Life is too short to not have fun. And while the job of Security is a serious one, you are in big trouble if you take yourself too seriously. A sense of humor is key.
So this week, a little bit of fun…
MOST RIDICULOUS THINGS SAID TO BOUNCERS
(and what should have been the Bouncer’s response):
- “Don’t mess with me bro, I do stand-up fighting.” – So, is that like comedy with in a boxing ring?
- “I train martial arts, so I think I’d be a good bouncer.” – Until you got knocked out by a good fighter.
- “That’s my ID, I swear. I just grew last year.” – Uhm, like 4 inches?
- “Is this the line?” – No, these people just like standing out here and talking to each other.
- “I’m a high roller, you have to let me in tonight!” – You do realize it’s $3 college beer night, right?
- “Let me and my friends in, we’re hot.” – Not hot enough for this bar.
- “You wouldn’t be so tough without your security shirt” – Very true. I’d also be a lot colder and way more pissed off than I am now.
- “How much do you bench press/lift” – Whatever it takes to get it you out the door.
- “What would you do if I took a swing at you?” – Duck.
- “Do you think you can kick my ass!?” – No.
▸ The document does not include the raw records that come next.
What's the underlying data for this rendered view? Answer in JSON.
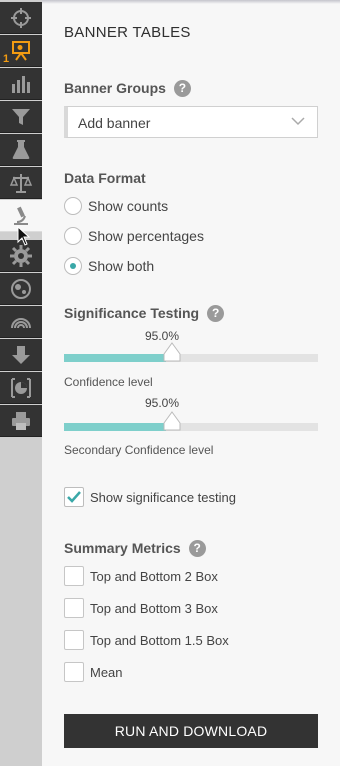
{
  "rail": {
    "badge": "1",
    "items": [
      {
        "icon": "crosshair-icon"
      },
      {
        "icon": "presentation-icon"
      },
      {
        "icon": "bar-chart-icon"
      },
      {
        "icon": "filter-icon"
      },
      {
        "icon": "flask-icon"
      },
      {
        "icon": "scale-icon"
      },
      {
        "icon": "microscope-icon"
      },
      {
        "icon": "gear-icon"
      },
      {
        "icon": "network-icon"
      },
      {
        "icon": "rainbow-icon"
      },
      {
        "icon": "download-icon"
      },
      {
        "icon": "pie-chart-icon"
      },
      {
        "icon": "printer-icon"
      }
    ],
    "active_index": 6
  },
  "panel": {
    "title": "BANNER TABLES",
    "banner_groups": {
      "label": "Banner Groups",
      "help": "?",
      "select_value": "Add banner"
    },
    "data_format": {
      "label": "Data Format",
      "options": [
        "Show counts",
        "Show percentages",
        "Show both"
      ],
      "selected": "Show both"
    },
    "significance": {
      "label": "Significance Testing",
      "help": "?",
      "confidence": {
        "value_text": "95.0%",
        "level": 0.4,
        "caption": "Confidence level"
      },
      "secondary": {
        "value_text": "95.0%",
        "level": 0.4,
        "caption": "Secondary Confidence level"
      },
      "show_label": "Show significance testing",
      "show_checked": true
    },
    "summary_metrics": {
      "label": "Summary Metrics",
      "help": "?",
      "items": [
        "Top and Bottom 2 Box",
        "Top and Bottom 3 Box",
        "Top and Bottom 1.5 Box",
        "Mean"
      ]
    },
    "run_button": "RUN AND DOWNLOAD"
  },
  "colors": {
    "accent": "#3aa8a8",
    "slider_fill": "#7ecfcb",
    "dark": "#333333",
    "badge": "#f39c12"
  }
}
But there are 10 other guys working who think they can.
- “This bar sucks. I’m never coming back.” – See you in 15 minutes.
- “Are all bouncers as rude as you are?” – Only to people as rude as you.
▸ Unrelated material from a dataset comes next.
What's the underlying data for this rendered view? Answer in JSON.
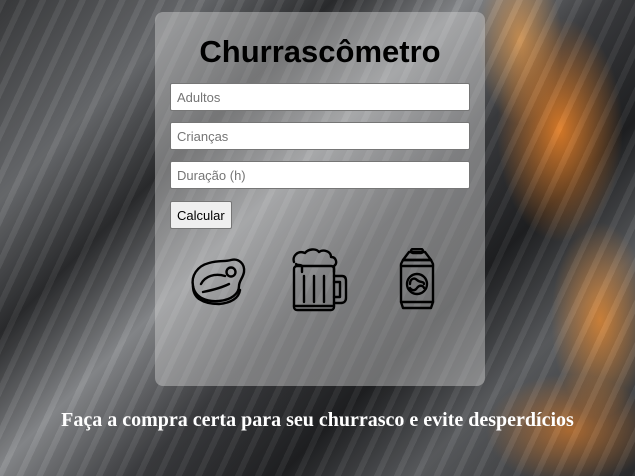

- “Did you go to bouncer training school?” – Yes. It’s right next to genius school…which you obviously attended.
- “I know the manager!” – So do I. He’s the one that told me to kick you out.
- “Don’t you know who I am?” – Brad with the fake Nevada ID?
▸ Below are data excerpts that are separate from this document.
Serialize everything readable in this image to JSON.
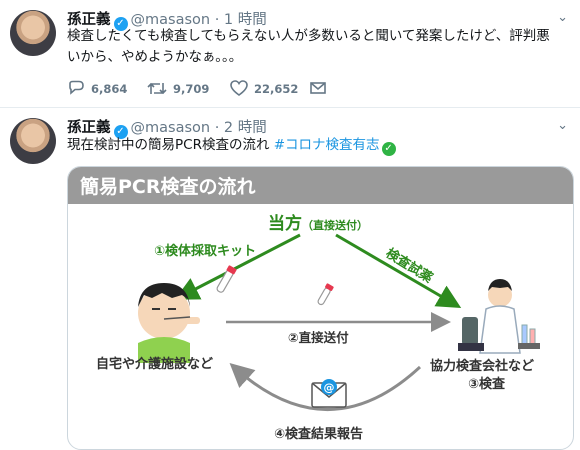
{
  "tweets": [
    {
      "name": "孫正義",
      "handle": "@masason",
      "time": "1 時間",
      "text_line1": "検査したくても検査してもらえない人が多数いると聞いて発案したけど、評判悪",
      "text_line2": "いから、やめようかなぁ。。。",
      "replies": "6,864",
      "retweets": "9,709",
      "likes": "22,652"
    },
    {
      "name": "孫正義",
      "handle": "@masason",
      "time": "2 時間",
      "text": "現在検討中の簡易PCR検査の流れ",
      "hashtag": "#コロナ検査有志"
    }
  ],
  "diagram": {
    "title": "簡易PCR検査の流れ",
    "center_top": "当方",
    "center_top_sub": "（直接送付）",
    "kit_label": "①検体採取キット",
    "sample_label": "検査試薬",
    "direct_label": "②直接送付",
    "home_label": "自宅や介護施設など",
    "lab_label1": "協力検査会社など",
    "lab_label2": "③検査",
    "report_label": "④検査結果報告",
    "colors": {
      "green": "#2e8b1f",
      "arrow_gray": "#8c8c8c",
      "title_bar": "#9a9a9a"
    }
  }
}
- “Can I get in dressed like this?” – Only on Pink Tank Top Tuesdays.
- “I’ll be waiting for you out here when the bar closes.” – Good to know. I’ll use the back door when I leave.
- “We just got to town. Do you know where we can score some drugs?” – Rite Aid?
- “That cocktail waitress/bartender is a real bitch.” – Let me get her boyfriend, the Head of Security. You can complain to him.
- “Your dress code is too harsh.” – The 7-11 down the block will be happy to let you in.